I began to see that many of the qualities that made them great artists were also the same qualities that made them good people. It was through their words that I began formulating my simple lessons to live by: be CREATIVE, be USEFUL, be PRACTICAL and be GENEROUS.

Each award recipient was creative, but their actions were also imminently useful, practical and generous. For example, the 1996 medal recipient was the great folk singer Pete Seeger, who thrilled the students with his story of the sloop Clearwater.
One day in the mid-1960s, on a train ride to New York City from his upstate home, Seeger sat next to an acquaintance from the world of business and finance. Looking out the window at the Hudson River, Seeger daydreamed aloud about building a replica of one of the great sailing vessels that had carried goods along that route to and from the Erie Canal 150
years earlier.

Six months after that chance meeting, Seeger was astonished when the same acquaintance approached him on the same train and told him he had raised the money for Pete’s fanciful pipedream. Pete responded, “Well, I guess now we’re gonna have to build it.”

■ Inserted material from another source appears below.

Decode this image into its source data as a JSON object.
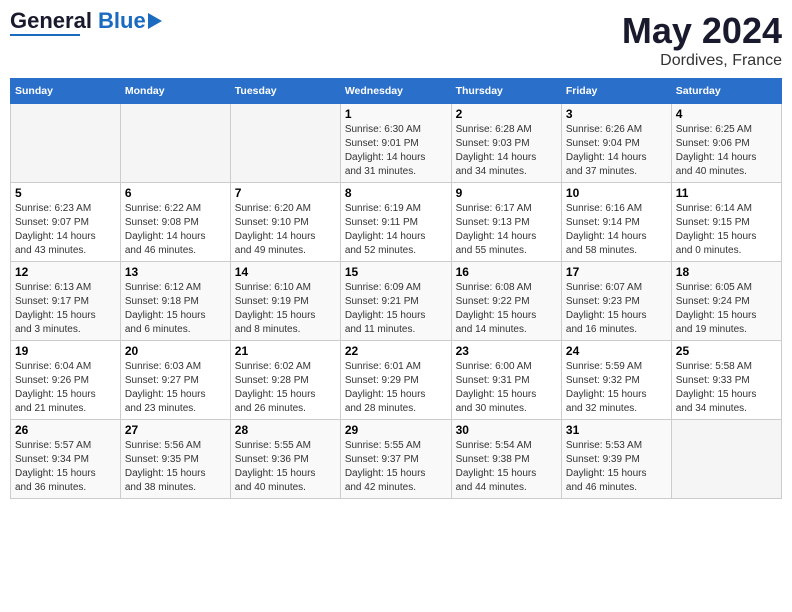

Within a few years, Seeger was sailing the Hudson River on the sloop Clearwater, giving concerts at cities and towns along the banks, taking children on historical field trips and raising people’s consciousness about the sad state of the polluted Hudson. Using the ship as a potent symbol, he lobbied the federal government on behalf of the Clean Water Act, which was passed in 1972 and remains one of the most successful environmental laws in history.

The following year the medal winner was Bonnie Raitt. At the height of her success, having sold millions of records and won a slew of Grammy awards, she was approached by Fender (Musical Instruments Corp.) with a very lucrative offer. They wanted to produce and sell a new model of autographed guitar, one suited to her particular style of blues playing.

She answered that she had no interest in making money off her own autograph. However, she agreed to their offer on one condition: that they use her share of the proceeds from the sale of this new guitar as seed money to fund guitar lessons for inner-city kids all across the country, facilitated by the Boys and Girls Clubs of America. The program was adopted and quickly spread to more than 200 venues.

Fourteen years have passed since Bonnie’s bright idea. Now known as the Boys & Girls Club Program for Music Education, it’s still going strong.

And the great stories abound: David Hays and the National Theater of the Deaf, Mira Nair and her film school in Uganda (Maisha), Yo-Yo Ma and his Silk Road project. These were — and still are — all marvelous, inspiring tales. But what was especially exciting about them was the fact that they were being told to college students just at the moment when they most needed to hear them. Most young people reach college with lofty, ambitious goals and a rooted sense of idealism and optimism. They need words of encouragement, support and hope.

But there’s something else they need to be told: that when you reach what you’re aiming for, and many of you will, think about what else you can do. The people I’ve described went beyond their original aspirations, sometimes in wildly unlikely ways. Think about how they made a difference in the world, and how much joy and pride they took in what they accomplished. Think about how they mingled art and commerce for the public good.

And then if you like, take the word art out of the equation, because you certainly don’t have to be an artist to follow their example. It’s sometimes a very simple thing to be CREATIVE, be USEFUL, be PRACTICAL and be GENEROUS.



This piece was adapted from a speech given by John Lithgow on Feb. 18, 2008, at the Clinton School.